(She is pretty cute, huh? Just look at that hair.)
Father = pater = patriarchy = male dominance in surnames. I’ll grant that when and if TomKat actually ties the (oh-so-bearded) knot, Katie – I’m sorry, Kate – will take her hubby’s last name, and because a woman giving her child her own last name is so not done in Hollywood, much less anywhere else in this post-feminist landscape, Suri will officially, legally become a Cruise.
Why does this happen, you ask, this wholesale feminine shedding of names? Partly because, historically, it’s been important for a man to establish that he, and not some cryogenically preserved Scientology founder, is the real father of his hired consort’s – I mean ladyfriend’s – child. Friend Lacan would add that it’s because the woman lacks a phallus – not a real phallus, you understand, but a symbolic one. Oh jeez, there’s a reason I dropped out of grad school.
My friend Emily, that dazzling iconoclast, defiantly gave her son her own last name even though she was married – and even though her daughter carries her father’s last name. But won’t it be confusing once they’re in school? asked well-meaning passers-by. Who the hell cares? was her tart reply. Love her.
Anyway. It’s all part and parcel of this return to traditionalism (some might call it a backlash) that has young women taking their husbands’ names. I always gently ask my soon-to-be-married straight friends why she won’t be keeping her own name – or why he won’t be taking hers – or why they won’t (both) be hyphenating. You know exactly the kind of blank stare I get. Then the women get sheepish or defensive, as if they secretly know what I’m talking about, but they’re just not willing to blaze that particular trail. It’s romantic to take his name, they protest. Somehow it’s not so romantic for him to take hers, unless they’re wacky outsider hippie artists. It creates a family unit – it’s easier on the children – blah blah blah. Let’s just admit it – feminism is still stigmatized and misunderstood. Anyone bold or foolish enough to claim the feminist mantle is still a man-hater, a lesbian, a bra-burner (though it’s been well-established, gentle reader, that no bras actually ever got burned).
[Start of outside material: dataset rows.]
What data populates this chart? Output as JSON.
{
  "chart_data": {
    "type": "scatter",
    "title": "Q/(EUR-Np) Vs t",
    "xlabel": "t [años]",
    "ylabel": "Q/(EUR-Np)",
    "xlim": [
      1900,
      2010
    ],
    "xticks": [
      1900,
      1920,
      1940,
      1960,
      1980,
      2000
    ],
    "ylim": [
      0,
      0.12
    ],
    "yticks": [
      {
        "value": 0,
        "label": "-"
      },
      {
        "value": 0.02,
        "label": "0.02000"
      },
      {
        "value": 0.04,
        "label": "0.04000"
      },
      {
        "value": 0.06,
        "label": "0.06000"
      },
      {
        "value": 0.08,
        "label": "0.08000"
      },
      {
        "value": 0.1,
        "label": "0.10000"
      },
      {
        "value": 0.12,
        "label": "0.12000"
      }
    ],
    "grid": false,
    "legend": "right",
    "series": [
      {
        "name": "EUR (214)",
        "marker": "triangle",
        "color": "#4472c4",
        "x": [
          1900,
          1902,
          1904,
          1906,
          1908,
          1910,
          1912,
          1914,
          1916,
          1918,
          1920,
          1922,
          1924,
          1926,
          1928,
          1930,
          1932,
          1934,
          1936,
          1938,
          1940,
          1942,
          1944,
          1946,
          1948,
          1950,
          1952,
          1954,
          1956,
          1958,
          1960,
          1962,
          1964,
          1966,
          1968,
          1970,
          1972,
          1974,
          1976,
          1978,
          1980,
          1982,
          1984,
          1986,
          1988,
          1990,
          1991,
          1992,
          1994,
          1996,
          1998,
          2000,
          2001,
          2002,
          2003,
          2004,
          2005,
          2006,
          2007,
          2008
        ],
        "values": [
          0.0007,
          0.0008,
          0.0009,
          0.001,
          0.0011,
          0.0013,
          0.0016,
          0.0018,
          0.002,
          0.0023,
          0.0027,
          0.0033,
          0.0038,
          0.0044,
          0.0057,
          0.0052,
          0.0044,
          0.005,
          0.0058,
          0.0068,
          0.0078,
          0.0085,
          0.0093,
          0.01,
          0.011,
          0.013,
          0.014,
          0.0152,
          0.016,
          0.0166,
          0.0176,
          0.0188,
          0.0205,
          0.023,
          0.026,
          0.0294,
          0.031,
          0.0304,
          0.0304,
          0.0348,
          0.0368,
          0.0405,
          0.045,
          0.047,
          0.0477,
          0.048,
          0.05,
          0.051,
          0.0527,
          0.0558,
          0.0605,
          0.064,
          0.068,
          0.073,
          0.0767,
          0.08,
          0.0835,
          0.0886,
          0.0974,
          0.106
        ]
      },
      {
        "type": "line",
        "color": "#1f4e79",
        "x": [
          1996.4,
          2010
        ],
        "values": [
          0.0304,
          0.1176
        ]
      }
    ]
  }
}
Aw hell, what’s so bad about it, after all? Women aren’t really second-class citizens anymore, right? Don’t you fret, adorable little Suri of the suspiciously Thetan-looking eyes. It’s just tradition.
2 comments:
I'm sure it has more to do with the contracts and less to do with patriarchal kowtowing. ;)
Contracts? For babies?
Sigh...the world has become such a cold, cruel place.